I’ve had bad luck for pretty much as long as I can remember. Maybe I shouldn’t have opened an umbrella in the house or broken a mirror…who knows? Either way I’m desperately waiting for it to come to an end. Steven and I thought that the ultimate heartbreak would be losing our child but in trying to grieve and heal we were confronted with the horrifying possibility of never having children again, leaving us wondering if the torment and stress would ever come to an end.
Infertility is something that many couples deal with privately and anything you say or do can offend, which is not my intention for those brave couples who are doing it tough to get their blessing and have for much longer periods than us. I am young, one of them and this is simply our story. When we had Eden the Nurses before we left said “six weeks and you’ll be fine to try again”. Like fuck I thought.
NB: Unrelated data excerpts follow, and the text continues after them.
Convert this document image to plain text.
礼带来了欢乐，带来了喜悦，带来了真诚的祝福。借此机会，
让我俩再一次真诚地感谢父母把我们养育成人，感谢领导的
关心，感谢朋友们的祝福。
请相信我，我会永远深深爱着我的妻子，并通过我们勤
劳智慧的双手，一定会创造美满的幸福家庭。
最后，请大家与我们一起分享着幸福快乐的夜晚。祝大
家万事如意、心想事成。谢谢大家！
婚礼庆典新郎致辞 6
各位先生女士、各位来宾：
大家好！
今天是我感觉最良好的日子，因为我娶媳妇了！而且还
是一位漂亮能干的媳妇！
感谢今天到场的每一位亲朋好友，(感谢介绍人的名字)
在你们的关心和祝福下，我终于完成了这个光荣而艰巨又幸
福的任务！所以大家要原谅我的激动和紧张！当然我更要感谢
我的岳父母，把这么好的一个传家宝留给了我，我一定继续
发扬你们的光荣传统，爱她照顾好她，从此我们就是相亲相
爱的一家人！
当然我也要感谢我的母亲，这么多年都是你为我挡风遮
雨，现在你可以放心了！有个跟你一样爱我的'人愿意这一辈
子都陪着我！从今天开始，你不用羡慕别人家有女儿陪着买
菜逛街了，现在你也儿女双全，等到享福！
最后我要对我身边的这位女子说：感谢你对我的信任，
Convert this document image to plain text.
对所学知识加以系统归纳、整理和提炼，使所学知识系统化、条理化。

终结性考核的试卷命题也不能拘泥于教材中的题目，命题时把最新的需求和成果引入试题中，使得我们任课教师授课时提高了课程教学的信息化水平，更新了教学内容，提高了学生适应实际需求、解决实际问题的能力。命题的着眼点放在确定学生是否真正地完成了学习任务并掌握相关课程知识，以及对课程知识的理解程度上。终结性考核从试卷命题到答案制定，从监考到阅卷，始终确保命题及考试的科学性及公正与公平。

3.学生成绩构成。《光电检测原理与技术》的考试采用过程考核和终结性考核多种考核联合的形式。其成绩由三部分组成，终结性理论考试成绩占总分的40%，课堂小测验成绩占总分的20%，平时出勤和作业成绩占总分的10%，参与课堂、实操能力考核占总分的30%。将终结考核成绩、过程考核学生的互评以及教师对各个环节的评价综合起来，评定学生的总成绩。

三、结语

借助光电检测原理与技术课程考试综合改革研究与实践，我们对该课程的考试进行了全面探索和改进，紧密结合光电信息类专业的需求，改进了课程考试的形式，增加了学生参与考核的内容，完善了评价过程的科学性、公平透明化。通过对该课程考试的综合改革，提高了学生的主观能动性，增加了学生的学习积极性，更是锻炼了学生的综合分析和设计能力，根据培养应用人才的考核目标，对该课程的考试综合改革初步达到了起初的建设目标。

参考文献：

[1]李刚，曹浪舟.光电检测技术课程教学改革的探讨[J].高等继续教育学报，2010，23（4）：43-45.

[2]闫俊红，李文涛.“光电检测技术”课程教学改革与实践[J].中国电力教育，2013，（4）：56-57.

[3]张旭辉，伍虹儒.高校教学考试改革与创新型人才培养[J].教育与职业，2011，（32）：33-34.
Just under two months post birth I started bleeding and being due for my period I just dismissed it. It wasn’t until I bled for five weeks straight that I thought something must be wrong.
I went back to the team that had treated me at the Hospital and after some testing was diagnosed with a Uterine AV Malformation. After giving birth to Eden I couldn’t pass my placenta as she was so premature that it wouldn’t come away from my uterus wall therefore requiring surgery. During surgery they had scraped too far into my uterus lining and as a result nicked some blood vessels and arteries which then fused together, unable to heal correctly. I met with a few people after that and was told that what I had was rare and they recommended a hysterectomy. Obviously noticing I was young, wanted to have more children and would do whatever necessary I was given the alternative of Embolotherapy (in short terms, it would mean intentionally blocking the artery/blood vessels with an object to prevent haemorrhaging). If this surgery were successful I could go on to have more children although it lessened my fertility by up to 50% (unfortunately I was never one of those women who claimed to have just looked at their partner and fallen pregnant in the first place so it was looking dim already), restricted blood flow to my uterus (meaning if I fell pregnant again there would most likely be serious complications with supply to my placenta/baby) and lastly if it was not successful I would have to go ahead with a hysterectomy.
It was a lot to take in. Personally I think it’s too much to take in for two twenty-one year olds but who am I to say what’s normal? After that appointment I think mentally I aged another twenty years. Steve and I decided we would have to discuss this further before committing to any decisions which they then responded with “you’ll need to act fast because if you haemorrhage before we do operate you’ll have no choice but to have a hysterectomy”. Bewildered that my life was on a downwards spiral, we went home and I clearly remember writing so many lists and asking myself many things. Constantly thinking. Crying. I felt like I had already failed as a Wife, a Mother and as a woman. How much longer could this go on for? Why can’t I do what I was designed for? Was there light at the end of the tunnel?
Even though we could always adopt and I know I could love any child like my own I also know I would miss out on the experience of a full term pregnancy and to watch our own flesh and blood grow. Something I never thought I would have to consider seriously until now. From a young age I think I mothered majority of the people I had ever met, I knew I wanted children young and so did Steve (just one of the many things that made us fall more in love at the fragile age of seventeen) but in this very moment and for the last five months since we lost Eden I feel absolutely useless and almost desperate to find a crystal ball to look into the future and see if any of this will be worth it in the end. I don’t know whether to keep pushing forward, I am really unsure of whether I can…or to throw my hands up in the air and surrender to a hysterectomy before it’s potentially decided for me.
The short term solution the Hospital provided while we waited for more answers and made decisions was for me to get back on the contraceptive pill, they hoped this would stop the bleeding. It did. But it also did more. I went back a couple of weeks later to have more tests/scans and to make our decision when they noticed the Malformation was smaller. I was then monitored monthly to see what was going on and over the last four months we have watched my Uterine AV Malformation slowly start disappearing. Something the hospital has said they haven’t seen before in a case like mine. Finally, a fucking miracle amongst the despair I call my life. We are still not out of the woods and have more testing and trials to confirm whether it’s healing temporarily or permanently but we are finally back to following a trail of crumbs. This could go one of two ways still and the next few months should hold some more answers. I don’t know where it will lead us and I’m trying so hard to keep moving forward and stay positive but how long can anyone go through this for? Will it be worth it? I guess I have to keep on going to find out.